(198 days)
The Dash 3000/4000 Patient Monitor is intended for use under the direct supervision of a licensed healthcare practitioner. The intended use of the system is to monitor physiologic parameter data on adult, pediatric and neonatal patients. The Dash is designed as a bedside, portable, and transport monitor that can operate in all professional medical facilities and medical transport modes including but not limited to: emergency department, operating room, post anesthesia recovery, critical care, surgical intensive care, respiratory intensive care, coronary care, medical intensive care, pediatric intensive care, or neonatal intensive care areas located in hospitals, outpatient clinics, freestanding surgical centers, and other alternate care facilities, intra-hospital patient transport, inter-hospital patient transport via ground vehicles (i.e., ambulance, etc.) and fixed and rotary winged aircraft, and pre-hospital emergency response.
Physiologic data includes but is not restricted to: electrocardiogram, invasive blood pressure, noninvasive blood pressure, pulse, temperature, cardiac output, respiration, pulse oximetry, carbon dioxide, oxygen, and anesthetic agents as summarized in the operator's manual.
The Dash 3000/4000 Patient Monitor is also intended to provide physiologic data over the Unity network to clinical information systems and allow the user to access hospital data at the point-of-care.
This information can be displayed, trended, stored, and printed.
The Dash 3000/4000 Patient Monitor was developed to interface with non-proprietary third party peripheral devices that support serial data outputs.
The Dash 3000/4000 Patient Monitor is a device that is designed to be used to monitor, display, and print a patient's basic physiological parameters including: electrocardiography (ECG), invasive blood pressure, non-invasive blood pressure, oxygen saturation, temperature, impedance respiration, end-tidal carbon dioxide, oxygen, nitrous oxide and anesthetic agents. Other features include arrhythmia, cardiac output, cardiac and pulmonary calculations, dose calculations, PA wedge, ST analysis, and interpretive 12 lead ECG analysis (12SL). Additionally, the network interface allows for the display and transfer of network available patient data.
The provided document refers to the K020290 submission for the GE Medical Systems Information Technologies Dash 3000/4000 Patient Monitor. This submission is a 510(k) premarket notification, which means the device is seeking substantial equivalence to a predicate device rather than presenting novel acceptance criteria or a detailed clinical study for efficacy.
Therefore, the document does NOT contain the specific information requested in the prompt regarding:
- A table of acceptance criteria and reported device performance.
- Sample sizes, data provenance, number of experts, adjudication methods, or ground truth details for a test set.
- Information on multi-reader multi-case (MRMC) comparative effectiveness studies.
- Details of a standalone algorithm performance study.
- Sample size and ground truth establishment for a training set.
Instead, the document focuses on the regulatory aspects of a 510(k) submission, confirming the device's intended use, classification, and that it "employs the same functional scientific technology as its predicate devices."
The "Test Summary" section lists quality assurance measures applied to the development, which are general engineering and quality management practices, not specific clinical performance studies with acceptance criteria as typically understood for AI/ML devices. These measures include:
- Risk Analysis
- Requirements Reviews
- Design Reviews
- Testing on unit level (Module verification)
- Integration testing (System verification)
- Final acceptance testing (Validation)
- Performance testing
- Safety testing
- Environmental testing
The conclusion states: "The results of these measurements demonstrated that the Dash 3000/4000 Patient Monitor are as safe, as effective, and perform as well as the predicate device." This is a statement of substantial equivalence, not a report of meeting specific numerical performance criteria from a clinical study.

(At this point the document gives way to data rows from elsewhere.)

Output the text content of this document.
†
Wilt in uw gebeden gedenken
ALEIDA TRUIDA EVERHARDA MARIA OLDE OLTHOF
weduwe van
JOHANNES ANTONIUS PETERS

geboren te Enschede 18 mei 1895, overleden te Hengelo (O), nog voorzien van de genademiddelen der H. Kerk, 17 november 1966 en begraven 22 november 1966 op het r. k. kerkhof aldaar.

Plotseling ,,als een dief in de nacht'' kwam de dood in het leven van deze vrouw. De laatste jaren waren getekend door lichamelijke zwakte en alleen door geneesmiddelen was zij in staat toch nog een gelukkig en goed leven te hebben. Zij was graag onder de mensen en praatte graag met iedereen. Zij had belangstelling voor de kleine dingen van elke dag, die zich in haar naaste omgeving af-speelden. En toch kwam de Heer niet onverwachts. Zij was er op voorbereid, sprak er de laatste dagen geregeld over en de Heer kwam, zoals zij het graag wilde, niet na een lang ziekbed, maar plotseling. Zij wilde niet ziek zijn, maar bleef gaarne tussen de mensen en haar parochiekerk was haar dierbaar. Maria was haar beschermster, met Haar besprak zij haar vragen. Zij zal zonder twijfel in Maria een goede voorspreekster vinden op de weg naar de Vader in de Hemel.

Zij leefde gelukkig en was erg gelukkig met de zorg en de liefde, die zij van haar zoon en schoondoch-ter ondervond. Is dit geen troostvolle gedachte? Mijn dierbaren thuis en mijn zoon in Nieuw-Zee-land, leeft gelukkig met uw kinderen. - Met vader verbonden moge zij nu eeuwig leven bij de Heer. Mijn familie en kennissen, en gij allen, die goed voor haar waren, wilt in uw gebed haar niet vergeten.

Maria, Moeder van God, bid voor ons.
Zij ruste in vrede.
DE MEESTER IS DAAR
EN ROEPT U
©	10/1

In summary, the provided document does not contain the detailed study results and acceptance criteria as requested because it is a 510(k) summary for a patient monitor, which relies on demonstrating substantial equivalence to a predicate device rather than presenting novel clinical performance data against predefined acceptance criteria in the manner expected for an AI/ML device.
§ 870.1025 Arrhythmia detector and alarm (including ST-segment measurement and alarm).
(a)
Identification. The arrhythmia detector and alarm device monitors an electrocardiogram and is designed to produce a visible or audible signal or alarm when atrial or ventricular arrhythmia, such as premature contraction or ventricular fibrillation, occurs.(b)
Classification. Class II (special controls). The guidance document entitled “Class II Special Controls Guidance Document: Arrhythmia Detector and Alarm” will serve as the special control. See § 870.1 for the availability of this guidance document.